The Kana:kwe Print by Elroy Natachu Jr.
The Zuni Kana:kwe dance is performed once every four years in late November. This dance is to ensure blessings of crops and wild game as the A:Shiwi (Zuni Pueblo) migrate across the land. When our ancestors first encountered the Kana:kwe they were not kachinas, rather, they were a group of people.
Instead of a peaceful coexistence, a battle raged between the Kana:kwe and the A:Shiwi. The leader of the Kana:kwe was a warrior known as Chakwena Okkya, a seemingly invincible opponent. However, with the assistance of Yaddokya Datchu (Sun Father) and Ahayuda (War Gods), victory came to the A:Shiwi.

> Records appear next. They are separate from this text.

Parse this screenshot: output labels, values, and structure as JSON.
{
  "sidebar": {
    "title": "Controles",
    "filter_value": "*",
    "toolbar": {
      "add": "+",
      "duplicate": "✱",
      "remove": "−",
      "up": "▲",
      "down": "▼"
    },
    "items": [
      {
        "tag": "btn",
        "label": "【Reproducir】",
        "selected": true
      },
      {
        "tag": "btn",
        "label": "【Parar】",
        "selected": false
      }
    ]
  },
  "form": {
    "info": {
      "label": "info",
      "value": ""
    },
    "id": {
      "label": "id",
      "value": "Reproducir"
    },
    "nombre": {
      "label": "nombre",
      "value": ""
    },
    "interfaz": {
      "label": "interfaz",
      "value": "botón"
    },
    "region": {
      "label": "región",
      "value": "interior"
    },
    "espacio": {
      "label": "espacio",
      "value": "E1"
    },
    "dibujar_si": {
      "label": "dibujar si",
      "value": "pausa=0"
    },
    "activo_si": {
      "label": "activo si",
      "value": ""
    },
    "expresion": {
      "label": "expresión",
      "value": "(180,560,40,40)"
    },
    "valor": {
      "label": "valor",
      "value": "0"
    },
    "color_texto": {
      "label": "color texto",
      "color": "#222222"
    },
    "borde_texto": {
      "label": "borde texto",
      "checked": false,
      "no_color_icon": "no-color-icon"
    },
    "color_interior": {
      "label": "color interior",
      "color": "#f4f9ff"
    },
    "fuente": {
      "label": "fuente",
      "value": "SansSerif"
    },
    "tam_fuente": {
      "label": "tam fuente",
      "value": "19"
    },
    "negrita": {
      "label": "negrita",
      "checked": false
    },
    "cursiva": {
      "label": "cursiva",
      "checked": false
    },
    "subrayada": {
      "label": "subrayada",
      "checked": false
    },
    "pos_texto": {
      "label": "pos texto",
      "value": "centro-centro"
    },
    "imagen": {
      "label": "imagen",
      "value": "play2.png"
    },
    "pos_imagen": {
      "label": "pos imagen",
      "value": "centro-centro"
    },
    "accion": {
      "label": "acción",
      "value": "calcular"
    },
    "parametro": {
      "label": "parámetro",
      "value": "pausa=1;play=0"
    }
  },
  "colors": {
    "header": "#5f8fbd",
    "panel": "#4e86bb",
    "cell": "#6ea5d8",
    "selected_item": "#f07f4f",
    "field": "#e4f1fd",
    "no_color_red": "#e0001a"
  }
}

The kachina figure depicts one of the two leaders of the Kana:kwe dance wearing an embroidered man’s war shirt and an embroidered woman’s cape dress.
He carries in his hands a basket full of corn, squash, beans, sunflower, gourd, and other seeds indigenous to the Southwest.
The black background represents the night sky, and the rainbow is indicative of the last night of the battle between the Kana:kwe and our ancestors.
The gold paint splatters are various constellations, and the glow of the metallic paint is associated with the sacred. The gold can be linked to western views of what is precious.
The geometrical effigies on the sides of the main figure symbolize the brother and sister survivors of the Kana:kwe, who became the black corn clan that exist as part of Zuni today.
The mist represents the physical form of our prayers.
The hidden face in the background is the leader of the Kana:kwe; Chakwena Okkya.
Overall, the image symbolizes that after all the chaos of battle that occurred, peace prevails.
This painting is symbolic of the core values evolved through our ancestors’ migrations.